SON TANTOS los méritos de Hellzapoppin’ que uno no sabe por donde empezar. Por hincarle el diente por algún sitio, diremos que el título español le va como anillo al dedo. En una cartelera en la que los “locos, locos, locos…” proliferaron como moscas, Loquilandia –permítanme llamarla así- tiene acreditado el certificado de demencia absoluta.

Los cimientos están bien asentados. Son los desbarajustes teatrales de los Marx y sus transposiciones al cine, pero también cintas perfectamente desquiciadas como las que protagonizaban Woolsey y Wheeler –valga como ejemplo Diplomaniacs (Rumbo a Ginebra, 1933)- o la veta más excéntrica cultivada por W. C. Fields –en este caso el ejemplo sería Never Give a Sucker An Even Break (1941)- o los cortos de dibujos animados que Tex Avery dirige para la Warner Bros. a finales de los años treinta. No debe extrañarnos por tanto que Hollywood abriera sus puertas de par en par a los comediantes Olsen y Johnson, cuando triunfaron en Broadway con este espectáculo musical durante un porrón de meses.

Tras el sensacional número inaugural, ambientado en un infierno con diablos acróbatas, y la llegada de Olsen y Johnson en un taxi que parece no tener conductor, hasta que de él desciende el liliputiense Harry Monty, los protagonistas piden al operador de cabina que rebobine la película. Como el proyeccionista es un familiar que ha obtenido el empleo gracias a una recomendación de las estrellas no tarda ni un minuto en hacerlo. Entonces interviene el director de la película (Richard Lane) para explicarles que el cine no es como el teatro y que es imprescindible una trama romántica. Para ello ha contratado a un guionista (Elisha Cook Jr.) que les presenta una fotografía de la mansión donde se desarrollará la acción y a los protagonistas del triángulo romántico que debe servir de cobertura al cúmulo de disparates. La foto cobra vida, los actores se dirigen a los protagonistas y les invitan a unirse a la acción. Sólo falta un falso príncipe ruso en trance de vesania irreversible (Mischa Auer), un detective aficionado a los disfraces excéntricos (Hugh Herbert) y una muchacha aquejada de furor uterino (Martha Raye), para completar el elenco principal.

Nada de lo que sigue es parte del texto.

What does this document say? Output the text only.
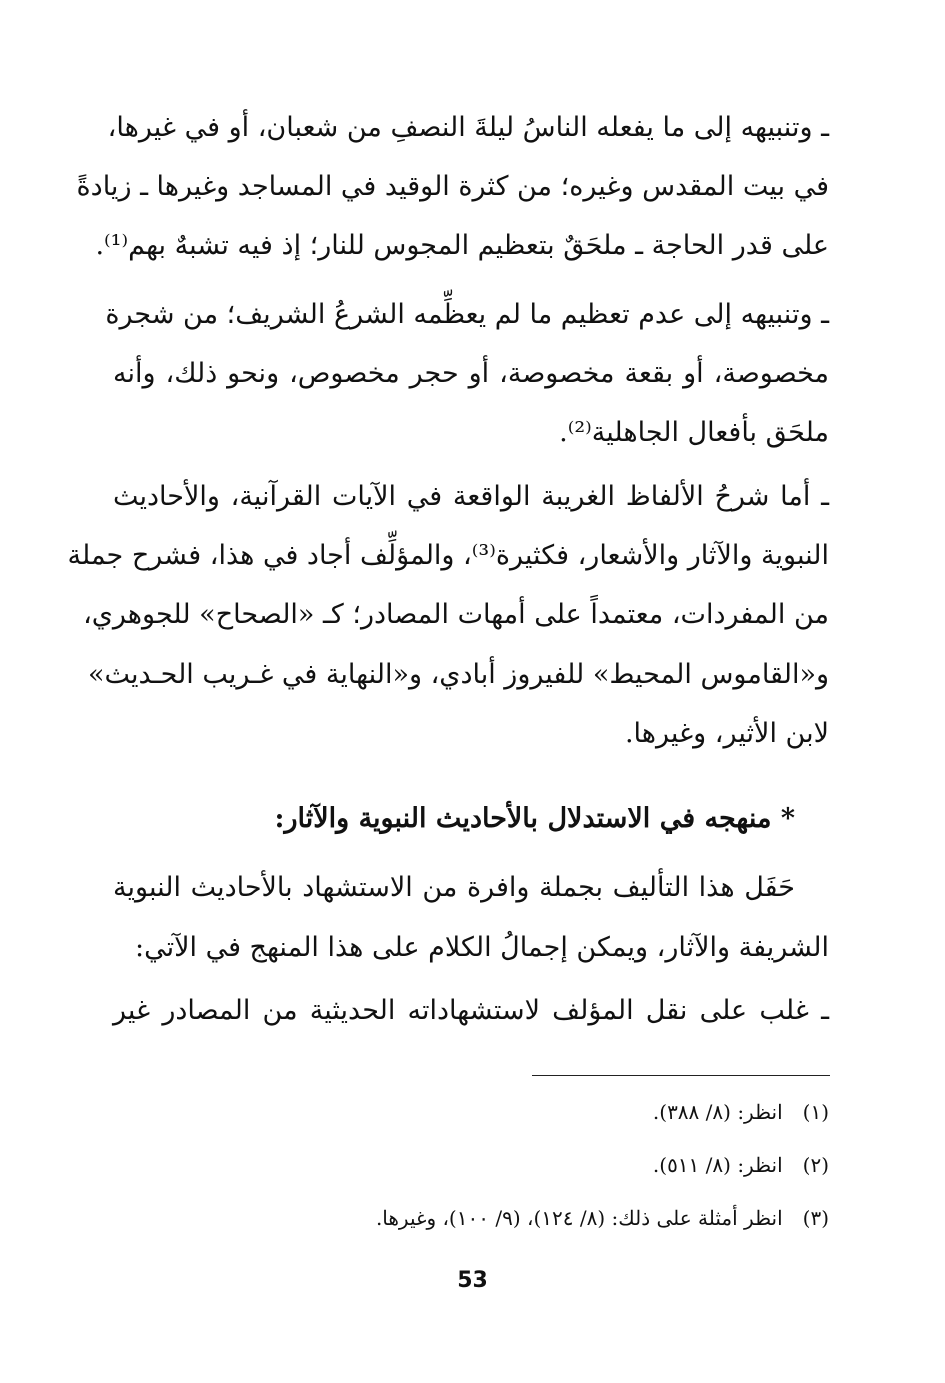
ـ وتنبيهه إلى ما يفعله الناسُ ليلةَ النصفِ من شعبان، أو في غيرها،
في بيت المقدس وغيره؛ من كثرة الوقيد في المساجد وغيرها ـ زيادةً
على قدر الحاجة ـ ملحَقٌ بتعظيم المجوس للنار؛ إذ فيه تشبهٌ بهم⁽¹⁾.
ـ وتنبيهه إلى عدم تعظيم ما لم يعظِّمه الشرعُ الشريف؛ من شجرة
مخصوصة، أو بقعة مخصوصة، أو حجر مخصوص، ونحو ذلك، وأنه
ملحَق بأفعال الجاهلية⁽²⁾.
ـ أما شرحُ الألفاظ الغريبة الواقعة في الآيات القرآنية، والأحاديث
النبوية والآثار والأشعار، فكثيرة⁽³⁾، والمؤلِّف أجاد في هذا، فشرح جملة
من المفردات، معتمداً على أمهات المصادر؛ كـ «الصحاح» للجوهري،
و«القاموس المحيط» للفيروز أبادي، و«النهاية في غـريب الحـديث»
لابن الأثير، وغيرها.
* منهجه في الاستدلال بالأحاديث النبوية والآثار:
حَفَل هذا التأليف بجملة وافرة من الاستشهاد بالأحاديث النبوية
الشريفة والآثار، ويمكن إجمالُ الكلام على هذا المنهج في الآتي:
ـ غلب على نقل المؤلف لاستشهاداته الحديثية من المصادر غير
(١)انظر: (٨/ ٣٨٨).
(٢)انظر: (٨/ ٥١١).
(٣)انظر أمثلة على ذلك: (٨/ ١٢٤)، (٩/ ١٠٠)، وغيرها.
53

El anzuelo argumental no puede ser más tópico. Los jóvenes enamorados planean montar un espectáculo musical en el invernadero de la mansión. “Somos tan asquerosamente ricos…”, afirman sin rubor.

Pero ni el enredo amoroso ni el espectáculo soñado logran imponerse al contagioso “Mira el pajarito” interpretado por Martha Raye. Ni mucho menos al número de baile interpretado por los Harlem Congaroo Dancers, que nadie que haya visto la película olvida jamás.

La escena comienza con un par de cocineros (Slim & Slam) tontean con los instrumentos. Contagiados por el ritmo se unen a ellos otros dos músicos (Rex Stuart y C. C. Johnson). Entonces hacen su aparición en el escenario doncellas, conductores y el resto de empleados encarnados por los autodenominados Harlem Congaroo Dancers, en realidad parte del equipo de bailarines de swing que el coreógrafo Herbert "Whitey" había formado a mediados de los años treinta para amenizar los espectáculos del Savoy Ballroom. Los danzantes que lo mismo actuaban en el Savoy que amenizaban una fiesta de la alta sociedad neoyorquina eran más conocidos como los Whitey’s Lindy Hoppers. También los pueden ver en acción en A Day At The Races (Un día en las carreras, 1937) tras una breve introducción de Harpo Marx ejerciendo de flautista de Hammelin en la cabaña del tío Tom.



Pues aún no han visto nada. Frankie Manning coreografió esta escena de Hellzapoppin’ (y aparece en pantalla) que, pásmense ustedes, se había ensayado al ritmo de otra melodía inutilizable por un problema de derechos. Nos callamos. Disfruten.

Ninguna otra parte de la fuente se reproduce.